Everything the conversation feature needs. Nothing it doesn't.

The Agent Workflow

For each vertical slice:

Step 1: Define the contract I write (or an agent writes) the data types first. This is the contract between layers.

pub struct Conversation {
    pub id: ConversationId,
    pub agent_id: AgentId,
    pub messages: Vec<Message>,
    pub status: ConversationStatus,
}

Step 2: Build bottom-up Database migration → DAL repository → API handler. One agent can do this sequentially because each layer's output feeds the next.

Step 3: Generate the bridge OpenAPI spec updates. TypeScript types generated. The contract is now available to frontend agents.

Step 4: Build the UI A separate agent (or the same one) builds the React components against the generated types.

Step 5: Wire and test I review, connect the route, verify the data flow.

A Day of Vertical Slices

Here's what my recent productive day actually looked like:

TimeSliceWhat Shipped
MorningWorkspace & NavigationSidebar, workspace switching, settings routes
MorningDashboard & CostsCost analytics, charts, alerts, rate limits
AfternoonWorkflow Builder11 node config panels, properties panel
AfternoonChat & StreamingFull chat UI, execution streaming, HITL
EveningCleanupLint fixes, clippy, refactoring

Each slice was independently deployable. Each was complete.

The Cleanup Pass

Notice the evening slot: cleanup.

Vertical slices prioritize completeness over perfection. The first pass gets the feature working. The cleanup pass handles:

  • Lint warnings and unused imports
  • Performance optimizations (extracting shared helpers)
  • Code consistency across slices
  • Documentation updates

This is intentional.

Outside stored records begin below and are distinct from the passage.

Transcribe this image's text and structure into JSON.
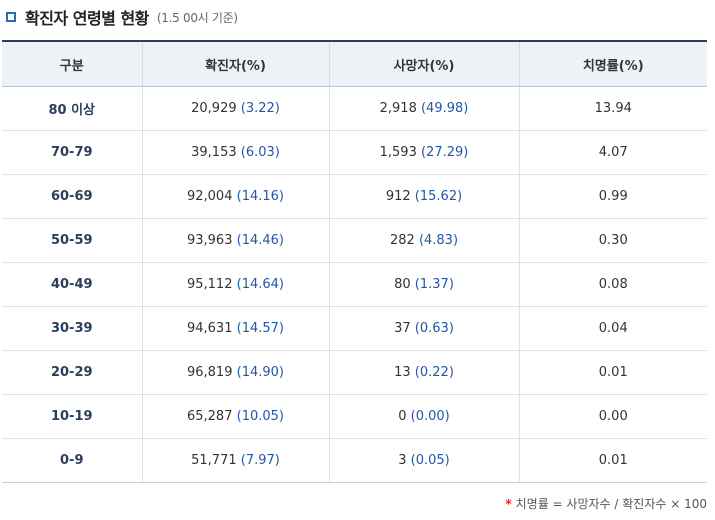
{
  "header": {
    "title": "확진자 연령별 현황",
    "subtitle": "(1.5 00시 기준)"
  },
  "table": {
    "columns": [
      "구분",
      "확진자(%)",
      "사망자(%)",
      "치명률(%)"
    ],
    "rows": [
      {
        "age": "80 이상",
        "confirmed": "20,929",
        "confirmed_pct": "(3.22)",
        "deaths": "2,918",
        "deaths_pct": "(49.98)",
        "fatality": "13.94"
      },
      {
        "age": "70-79",
        "confirmed": "39,153",
        "confirmed_pct": "(6.03)",
        "deaths": "1,593",
        "deaths_pct": "(27.29)",
        "fatality": "4.07"
      },
      {
        "age": "60-69",
        "confirmed": "92,004",
        "confirmed_pct": "(14.16)",
        "deaths": "912",
        "deaths_pct": "(15.62)",
        "fatality": "0.99"
      },
      {
        "age": "50-59",
        "confirmed": "93,963",
        "confirmed_pct": "(14.46)",
        "deaths": "282",
        "deaths_pct": "(4.83)",
        "fatality": "0.30"
      },
      {
        "age": "40-49",
        "confirmed": "95,112",
        "confirmed_pct": "(14.64)",
        "deaths": "80",
        "deaths_pct": "(1.37)",
        "fatality": "0.08"
      },
      {
        "age": "30-39",
        "confirmed": "94,631",
        "confirmed_pct": "(14.57)",
        "deaths": "37",
        "deaths_pct": "(0.63)",
        "fatality": "0.04"
      },
      {
        "age": "20-29",
        "confirmed": "96,819",
        "confirmed_pct": "(14.90)",
        "deaths": "13",
        "deaths_pct": "(0.22)",
        "fatality": "0.01"
      },
      {
        "age": "10-19",
        "confirmed": "65,287",
        "confirmed_pct": "(10.05)",
        "deaths": "0",
        "deaths_pct": "(0.00)",
        "fatality": "0.00"
      },
      {
        "age": "0-9",
        "confirmed": "51,771",
        "confirmed_pct": "(7.97)",
        "deaths": "3",
        "deaths_pct": "(0.05)",
        "fatality": "0.01"
      }
    ]
  },
  "footnote": {
    "mark": "*",
    "text": "치명률 = 사망자수 / 확진자수 × 100"
  },
  "colors": {
    "accent": "#1f6fb5",
    "header_border": "#2b3e5c",
    "percent_text": "#2457a6",
    "footnote_mark": "#d0262b"
  },
  "icons": {
    "title_marker": "square-outline-icon"
  }
}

Ship working features first. Polish second. A separate agent can handle the cleanup pass because it's mechanical — fix warnings, extract patterns, update docs.

What Doesn't Work as Vertical Slices

Not everything fits this pattern:

Cross-cutting concerns — Authentication middleware, error handling, logging. These affect multiple features and should be built as infrastructure first.

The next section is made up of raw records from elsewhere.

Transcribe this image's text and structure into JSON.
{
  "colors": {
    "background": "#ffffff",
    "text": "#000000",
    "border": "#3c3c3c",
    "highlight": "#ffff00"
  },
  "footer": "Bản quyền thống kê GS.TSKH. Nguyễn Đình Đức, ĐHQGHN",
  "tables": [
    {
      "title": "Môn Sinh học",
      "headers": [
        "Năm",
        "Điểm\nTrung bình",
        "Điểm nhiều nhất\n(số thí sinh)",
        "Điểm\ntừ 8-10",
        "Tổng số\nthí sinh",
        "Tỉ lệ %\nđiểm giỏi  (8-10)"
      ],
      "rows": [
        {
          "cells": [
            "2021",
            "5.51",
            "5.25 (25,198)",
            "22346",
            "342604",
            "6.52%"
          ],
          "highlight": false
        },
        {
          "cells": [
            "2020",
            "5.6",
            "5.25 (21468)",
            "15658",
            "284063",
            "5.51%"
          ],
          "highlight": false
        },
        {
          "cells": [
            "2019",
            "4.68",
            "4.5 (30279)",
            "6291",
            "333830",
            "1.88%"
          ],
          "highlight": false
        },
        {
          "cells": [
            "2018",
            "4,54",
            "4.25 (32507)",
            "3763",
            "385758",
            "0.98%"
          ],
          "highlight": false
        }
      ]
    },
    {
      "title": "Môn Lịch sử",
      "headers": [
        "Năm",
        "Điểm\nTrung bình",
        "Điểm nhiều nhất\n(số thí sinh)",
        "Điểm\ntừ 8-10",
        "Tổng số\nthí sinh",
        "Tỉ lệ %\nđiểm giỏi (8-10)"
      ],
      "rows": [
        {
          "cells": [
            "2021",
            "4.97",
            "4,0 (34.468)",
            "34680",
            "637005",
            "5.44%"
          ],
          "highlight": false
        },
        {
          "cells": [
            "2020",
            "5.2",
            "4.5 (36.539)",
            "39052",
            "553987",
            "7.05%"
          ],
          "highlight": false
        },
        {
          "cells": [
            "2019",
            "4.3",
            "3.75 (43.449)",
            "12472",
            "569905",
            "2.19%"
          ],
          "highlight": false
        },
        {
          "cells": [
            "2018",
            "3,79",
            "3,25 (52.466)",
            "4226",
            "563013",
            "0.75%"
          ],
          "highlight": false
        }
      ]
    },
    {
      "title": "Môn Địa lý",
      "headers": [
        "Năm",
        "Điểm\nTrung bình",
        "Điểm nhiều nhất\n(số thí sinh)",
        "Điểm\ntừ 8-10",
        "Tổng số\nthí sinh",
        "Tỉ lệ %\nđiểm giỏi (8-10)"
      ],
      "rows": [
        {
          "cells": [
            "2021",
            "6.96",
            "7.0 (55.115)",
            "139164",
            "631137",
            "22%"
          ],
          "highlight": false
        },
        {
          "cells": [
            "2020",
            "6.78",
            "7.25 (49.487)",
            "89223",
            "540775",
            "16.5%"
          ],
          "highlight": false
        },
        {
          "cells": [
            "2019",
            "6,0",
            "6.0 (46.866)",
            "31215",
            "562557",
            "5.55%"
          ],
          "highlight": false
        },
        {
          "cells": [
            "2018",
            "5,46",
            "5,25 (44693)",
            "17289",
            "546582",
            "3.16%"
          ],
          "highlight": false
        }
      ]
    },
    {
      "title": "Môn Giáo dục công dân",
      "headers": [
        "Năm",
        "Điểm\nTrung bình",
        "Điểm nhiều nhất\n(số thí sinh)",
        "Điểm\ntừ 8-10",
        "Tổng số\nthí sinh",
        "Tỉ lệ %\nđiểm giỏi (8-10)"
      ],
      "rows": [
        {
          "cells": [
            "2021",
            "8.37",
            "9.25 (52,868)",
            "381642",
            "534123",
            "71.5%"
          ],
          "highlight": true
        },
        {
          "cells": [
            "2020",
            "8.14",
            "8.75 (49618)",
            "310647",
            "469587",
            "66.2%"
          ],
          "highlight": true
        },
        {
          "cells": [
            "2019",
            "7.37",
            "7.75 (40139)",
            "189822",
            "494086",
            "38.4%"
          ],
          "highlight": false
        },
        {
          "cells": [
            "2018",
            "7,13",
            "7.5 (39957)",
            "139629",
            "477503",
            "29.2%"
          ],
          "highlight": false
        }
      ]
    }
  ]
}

Shared components — A design system or component library. Build this as a foundation, then use it across slices.

Database schema changes — When multiple features need the same schema change, coordinate that first.

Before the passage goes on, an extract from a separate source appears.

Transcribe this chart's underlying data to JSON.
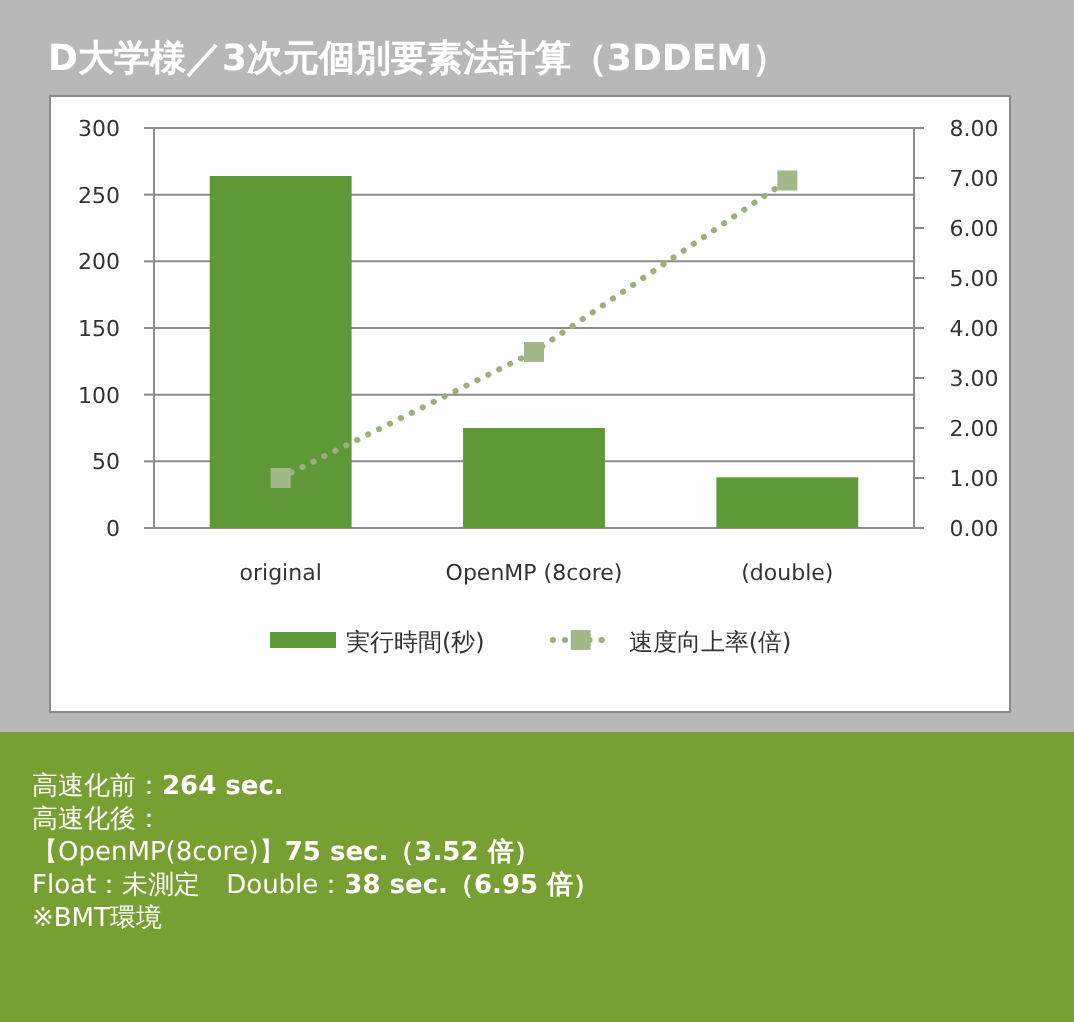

The rule: if it serves one feature, build it as a vertical slice. If it serves many features, build it as infrastructure.

Common Objections

"But what about code reuse?"

Build the first slice. See what repeats. Extract common patterns in the cleanup pass. Premature abstraction is worse than a little duplication.

"What about consistency across features?"

That's what your component library and design tokens are for. Each slice uses the same building blocks. Consistency comes from shared foundations, not from building everything at once.

"What about API design?"

Design your API types first, before building any slices. The types are the contract. Then each slice implements its part of the contract.

"What about testing?"

Each slice includes its own tests. Unit tests for the handler. Integration tests for the API. Component tests for the UI. Vertical slices make testing easier because the scope is clear.


Stop building in layers. Start building in slices. Each slice is a complete feature, from database to UI. Each slice can be built by an agent with full context. Each slice can be validated immediately.

The teams shipping fastest with AI agents aren't the ones with the best models. They're the ones who've structured their work so agents can deliver complete, testable features in one shot.